6 Dans l’Esquisse d’une théorie générale de la magie publiée en 1902-1903 dans l’Année et écrite en collaboration avec Henri Hubert, Mauss délaisse déjà la catégorie de sacré dans sa recherche des faits souches du religieux. La magie n’est pas, comme chez Frazer, l’ancêtre simpliste de la religion mais au contraire partie intégrante de celle-ci [cf. aussi Mauss, 1968 : 23-24]. Par conséquent, « les phénomènes de la magie s’expliquent comme ceux de la religion » [ibidem : 22], c’est-à-dire à partir du mana, terme mélanésien qui recouperait l’orenda iroquois, le manitou algonquin, le wakan sioux, le xube pueblo, le nauala des Kwakiutl » [ibid. : 20], voire le « brahman dans l’Inde védique » [idem] [3]. C’est le mana, et non le sacré, qui serait le fait premier : « Il est probablement exact de dire que le sacré est une espèce dont le mana est le genre. Ainsi, sous les rites magiques, nous aurions trouvé mieux que la notion de sacré que nous y cherchions, nous en aurions retrouvé la souche » [Mauss, 1950 : 112, souligné par moi]. Le mana n’est autre chose que « la force du rite […] la force par excellence, l’efficacité véritable des choses, qui corrobore leur action mécanique sans l’annihiler : c’est ce qui fait que le filet prend, que la maison est solide, que le canot tient bien à la mer. Dans le champ, il est la fertilité ; dans les médecines, il est la vertu salutaire ou mortelle » [ibidem : 104]. Le mana est la force ambivalente, potentiellement négative ou positive, qui assure l’efficacité des phénomènes religieux stricto comme largo sensu. Autrement dit, le mana est pure énergétique. Le sacré, pour sa part, comme l’entrevoit Mauss, est un composite où cohabitent énergétique et topique. La catégorie de sacré a trouvé à se loger sur la faille, la jonction entre ces deux niveaux. On pourrait dire qu’elle en est devenue le symbole, dès lors inanalysable comme telle. Symbole aux prétentions de concept, le sacré ne peut dès lors que produire des effets de sens métaphoriques, métaphysiques voire mythologiques. Le sacré fait parler de la religion dans un langage qui est lui-même pétri de religieux [4]. Voilà pourquoi le sacré est si problématique et plurivoque.

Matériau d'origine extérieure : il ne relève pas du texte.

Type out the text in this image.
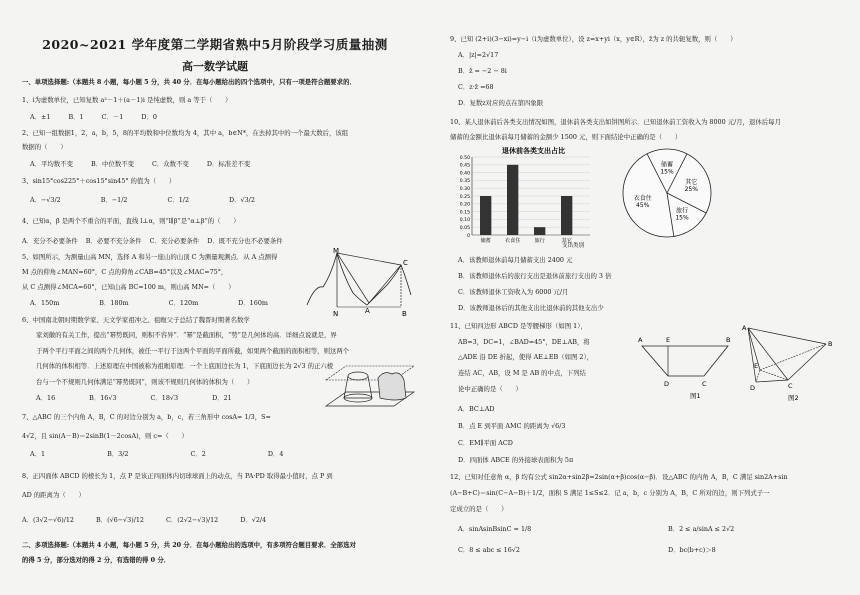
2020~2021 学年度第二学期省熟中5月阶段学习质量抽测
高一数学试题
一、单项选择题:（本题共 8 小题，每小题 5 分，共 40 分．在每小题给出的四个选项中，只有一项是符合题要求的．
1、i为虚数单位，已知复数 a²－1＋(a－1)i 是纯虚数，则 a 等于（　　）
A．±1	B．1	C．－1	D．0
2、已知一组数据1，2，a，b，5，8的平均数和中位数均为 4，其中 a，b∈N*，在去掉其中的一个最大数后，该组
数据的（　　）
A．平均数不变	B．中位数不变	C．众数不变	D．标准差不变
3、sin15°cos225°＋cos15°sin45° 的值为（　　）
A．−√3/2	B．−1/2	C．1/2	D．√3/2
4、已知α，β 是两个不重合的平面，直线 l⊥α，则“l∥β”是“α⊥β”的（　　）
A．充分不必要条件 B．必要不充分条件 C．充分必要条件 D．既不充分也不必要条件
5、如图所示，为测量山高 MN，选择 A 和另一座山的山顶 C 为测量观测点．从 A 点测得
M 点的仰角∠MAN=60°，C 点的仰角∠CAB=45°以及∠MAC=75°，
从 C 点测得∠MCA=60°，已知山高 BC=100 m，则山高 MN=（　　）
A．150m	B．180m	C．120m	D．160m
M
C
N	A	B
6、中国南北朝时期数学家、天文学家祖冲之、祖暅父子总结了魏晋时期著名数学
家刘徽的有关工作，提出“幂势既同，则积不容异”．“幂”是截面积，“势”是几何体的高．详细点说就是，界
于两个平行平面之间的两个几何体，被任一平行于这两个平面的平面所截，如果两个截面的面积相等，则这两个
几何体的体积相等．上述原理在中国被称为祖暅原理．一个上底面边长为 1，下底面边长为 2√3 的正六棱
台与一个不规则几何体满足“幂势既同”，则该不规则几何体的体积为（　　）
A．16	B．16√3	C．18√3	D．21
7、△ABC 的三个内角 A，B，C 的对边分别为 a，b，c，若三角形中 cosA= 1/3，S=
4√2，且 sin(A－B)＝2sinB(1－2cosA)，则 c=（　　）
A．1	B．3/2	C．2	D．4
8、正四面体 ABCD 的棱长为 1，点 P 是该正四面体内切球球面上的动点，当 PA·PD 取得最小值时，点 P 到
AD 的距离为（　　）
A．(3√2−√6)/12	B．(√6−√3)/12	C．(2√2−√3)/12	D．√2/4
二、多项选择题:（本题共 4 小题，每小题 5 分，共 20 分．在每小题给出的选项中，有多项符合题目要求．全部选对
的得 5 分，部分选对的得 2 分，有选错的得 0 分．
9、已知 (2+i)(3−xi)=y−i（i为虚数单位），设 z=x+yi（x，y∈R），z̄为 z 的共轭复数，则（　　）
A．|z|=2√17
B．z̄ = −2 − 8i
C．z·z̄ =68
D．复数z对应的点在第四象限
10、某人退休前后各类支出情况如图，退休前各类支出如饼图所示．已知退休前工资收入为 8000 元/月，退休后每月
储蓄的金额比退休前每月储蓄的金额少 1500 元，则下面结论中正确的是（　　）
退休前各类支出占比
0
0.05
0.10
0.15
0.20
0.25
0.30
0.35
0.40
0.45
0.50
储蓄	衣食住	旅行	其它
支出类别
储蓄
15%
其它
25%
旅行
15%
衣食住
45%
A．该教师退休前每月储蓄支出 2400 元
B．该教师退休后的旅行支出是退休前旅行支出的 3 倍
C．该教师退休工资收入为 6000 元/月
D．该教师退休后的其他支出比退休前的其他支出少
11、已知四边形 ABCD 是等腰梯形（如图 1），
AB=3，DC=1，∠BAD=45°，DE⊥AB，将
△ADE 沿 DE 折起，使得 AE⊥EB（如图 2），
连结 AC，AB，设 M 是 AB 的中点，下列结
论中正确的是（　　）
A	E	B
D	C
图1
A
E
B
D	C
图2
A．BC⊥AD
B．点 E 到平面 AMC 的距离为 √6/3
C．EM∥平面 ACD
D．四面体 ABCE 的外接球表面积为 5π
12、已知对任意角 α，β 均有公式 sin2α+sin2β=2sin(α+β)cos(α−β)．设△ABC 的内角 A，B，C 满足 sin2A+sin
(A−B+C)＝sin(C−A−B)＋1/2，面积 S 满足 1≤S≤2．记 a，b，c 分别为 A，B，C 所对的边，则下列式子一
定成立的是（　　）
A．sinAsinBsinC = 1/8	B．2 ≤ a/sinA ≤ 2√2
C．8 ≤ abc ≤ 16√2	D．bc(b+c)＞8
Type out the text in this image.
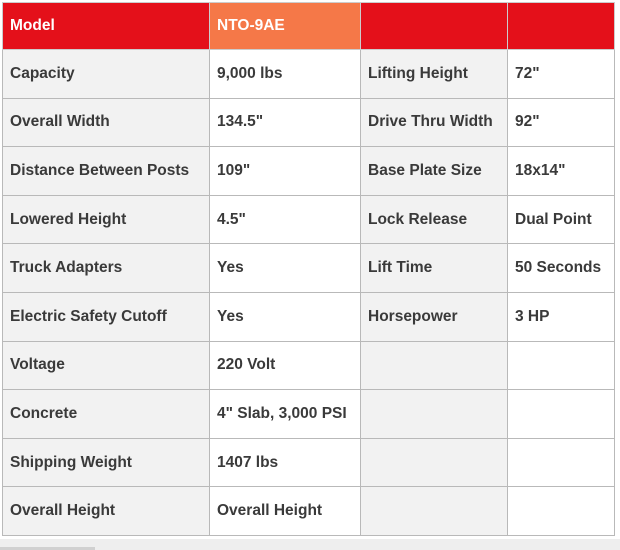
Model	NTO-9AE		
Capacity	9,000 lbs	Lifting Height	72"
Overall Width	134.5"	Drive Thru Width	92"
Distance Between Posts	109"	Base Plate Size	18x14"
Lowered Height	4.5"	Lock Release	Dual Point
Truck Adapters	Yes	Lift Time	50 Seconds
Electric Safety Cutoff	Yes	Horsepower	3 HP
Voltage	220 Volt		
Concrete	4" Slab, 3,000 PSI		
Shipping Weight	1407 lbs		
Overall Height	Overall Height		
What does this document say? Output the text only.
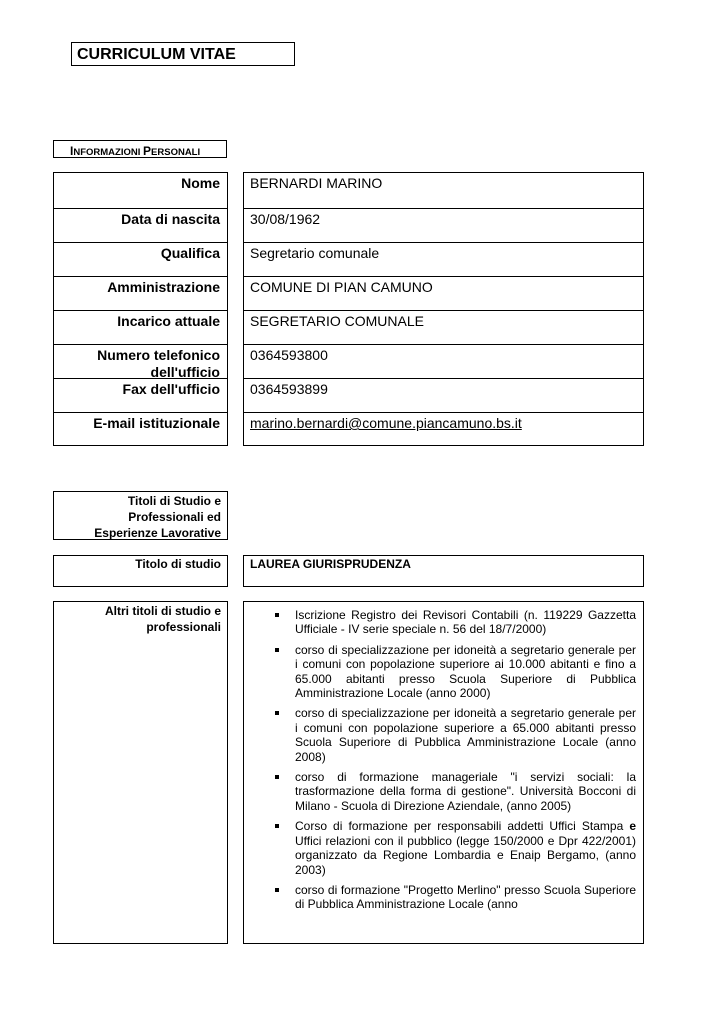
CURRICULUM VITAE
INFORMAZIONI PERSONALI
Nome
Data di nascita
Qualifica
Amministrazione
Incarico attuale
Numero telefonico
dell'ufficio
Fax dell'ufficio
E-mail istituzionale
BERNARDI MARINO
30/08/1962
Segretario comunale
COMUNE DI PIAN CAMUNO
SEGRETARIO COMUNALE
0364593800
0364593899
marino.bernardi@comune.piancamuno.bs.it
Titoli di Studio e
Professionali ed
Esperienze Lavorative
Titolo di studio	LAUREA GIURISPRUDENZA
Altri titoli di studio e
professionali
Iscrizione Registro dei Revisori Contabili (n. 119229 Gazzetta Ufficiale - IV serie speciale n. 56 del 18/7/2000)
corso di specializzazione per idoneità a segretario generale per i comuni con popolazione superiore ai 10.000 abitanti e fino a 65.000 abitanti presso Scuola Superiore di Pubblica Amministrazione Locale (anno 2000)
corso di specializzazione per idoneità a segretario generale per i comuni con popolazione superiore a 65.000 abitanti presso Scuola Superiore di Pubblica Amministrazione Locale (anno 2008)
corso di formazione manageriale "i servizi sociali: la trasformazione della forma di gestione". Università Bocconi di Milano - Scuola di Direzione Aziendale, (anno 2005)
Corso di formazione per responsabili addetti Uffici Stampa e Uffici relazioni con il pubblico (legge 150/2000 e Dpr 422/2001) organizzato da Regione Lombardia e Enaip Bergamo, (anno 2003)
corso di formazione "Progetto Merlino" presso Scuola Superiore di Pubblica Amministrazione Locale (anno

7 Il est clair dans l’Introduction de 1906 que « l’efficacité attendue du rite » [Mauss, 1968 : 5] est l’essentiel des phénomènes religieux, que ce soit le sacrifice, la magie ou la prière (« le principe de toute prière est l’efficacité reconnue au mot » [ibidem : 4]). Pour rendre compte de cette efficacité, nos auteurs développent en fait deux méthodes qui demeurent imbriquées et qui révèlent les éléments du système à l’étude et les relations entre ceux-ci (la topique) en même temps qu’ils définissent le mana (l’énergétique) comme ce qui y donne vie. La magie comme la religion consistent précisément en l’aménagement, de manière pratique et essentiellement rituelle, de la jonction entre topique et énergétique. Ou, dit en termes connexes, du sens et de la force, de l’institué et de l’instituant, du social et de l’individuel, de l’universel et du particulier, de la tradition et de la pratique, du mythe et du rite, du réel et du désir, etc. [cf. Tarot, 1999 : 572 ; Gauthier, 2009 : 149-152].
L’héritage de Mauss chez Bataille et Lévi-Strauss
8 Si l’œuvre de Mauss permet de saisir l’irréductibilité des versants topique et énergétique, cette « découverte » est celle d’un archéologue et demeure à être interprétée et reconnue comme telle. Tel est l’intérêt qu’il y a à comparer les lectures que Bataille et Lévi-Strauss font de Mauss. Il faut dire que ces auteurs représentent des courants étrangers et revêches l’un à l’autre. Il faudrait sans doute entreprendre un tel exercice comparatif dans un cadre moins restreint que celui-ci. Mais une brève analyse nous permet de voir qu’ils ont tiré l’œuvre de Mauss dans des directions irréconciliables.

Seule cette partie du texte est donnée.